Lo que mi madre sufre es una crueldad sin sujeto: no es culpa de ella, de su familia, de las y los médicos, de Dios. Nada más faltaba que quien esto escribe volviera a creer en él solo para culparlo de un padecimiento que no es producto de la acción de nadie.
Como atea convencida, no alcanzo a entender y aceptar la idea de que este sufrimiento es parte de un proyecto mayor, pues Dios sabe lo que hace; de que es la antesala de algo mejor, la vida eterna; de que le garantiza su paso: al cielo. Ya en una ocasión anterior, cuando enfermó y murió mi hermano, tuve que enfrentar esta discordancia.

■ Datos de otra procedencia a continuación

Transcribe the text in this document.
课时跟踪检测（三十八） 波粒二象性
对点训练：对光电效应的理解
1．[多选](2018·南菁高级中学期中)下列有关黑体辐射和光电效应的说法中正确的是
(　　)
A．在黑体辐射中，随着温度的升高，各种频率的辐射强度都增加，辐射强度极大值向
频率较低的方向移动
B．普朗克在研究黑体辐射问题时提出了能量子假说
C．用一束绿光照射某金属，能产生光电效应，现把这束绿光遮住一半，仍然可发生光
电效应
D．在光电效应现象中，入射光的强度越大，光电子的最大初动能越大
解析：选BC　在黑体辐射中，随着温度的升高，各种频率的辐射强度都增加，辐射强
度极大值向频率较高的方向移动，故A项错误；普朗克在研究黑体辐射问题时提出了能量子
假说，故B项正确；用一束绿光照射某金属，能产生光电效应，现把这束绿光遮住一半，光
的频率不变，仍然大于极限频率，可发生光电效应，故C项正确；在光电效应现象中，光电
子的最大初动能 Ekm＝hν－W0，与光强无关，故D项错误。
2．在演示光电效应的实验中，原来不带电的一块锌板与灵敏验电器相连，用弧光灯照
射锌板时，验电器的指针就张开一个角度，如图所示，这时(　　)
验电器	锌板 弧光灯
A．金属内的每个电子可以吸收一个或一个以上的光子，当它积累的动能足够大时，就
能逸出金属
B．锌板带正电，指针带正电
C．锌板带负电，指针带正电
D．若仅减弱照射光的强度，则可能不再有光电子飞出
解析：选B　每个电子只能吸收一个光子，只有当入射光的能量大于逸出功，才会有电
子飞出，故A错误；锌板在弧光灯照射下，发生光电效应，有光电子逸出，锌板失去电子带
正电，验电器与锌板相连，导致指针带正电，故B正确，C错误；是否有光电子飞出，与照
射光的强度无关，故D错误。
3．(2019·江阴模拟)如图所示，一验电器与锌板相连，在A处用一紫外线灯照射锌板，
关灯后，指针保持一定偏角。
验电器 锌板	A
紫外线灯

Durante el sepelio una tía, de las que organizan los rezos colectivos en los funerales, organizó el suyo y repetía y repetía "perdónalo Señor", frase que coreaban las personas católicas que quisieron acompañar el rezo. Mientras tanto, en mi cabeza retumbaba la pregunta: ¿Qué tiene que perdonarle Dios después de dos años de inmenso sufrimiento de él y su familia?
Respeto la fe religiosa de mi familia, de mis amigas y amigos y agradezco en lo que valen sus oraciones, acompañamiento y palabras de consuelo, al final es una "bendición" contar con un ser superior que más allá de ell@s, el mundo y la cruda realidad, les permita encontrar consuelo y esperanza. Por mi parte, una vez asumida la convicción de que Dios no existe, no queda más que pasar el trago amargo, como ocurrió con mi hermano, con la certeza de que tanto sufrimiento, el de mi madre, sus hijas, hijo, nietos y nietas, no tiene sentido, no tiene un fin último. Es entonces que donde la ciencia fracasa la fe no alcanza.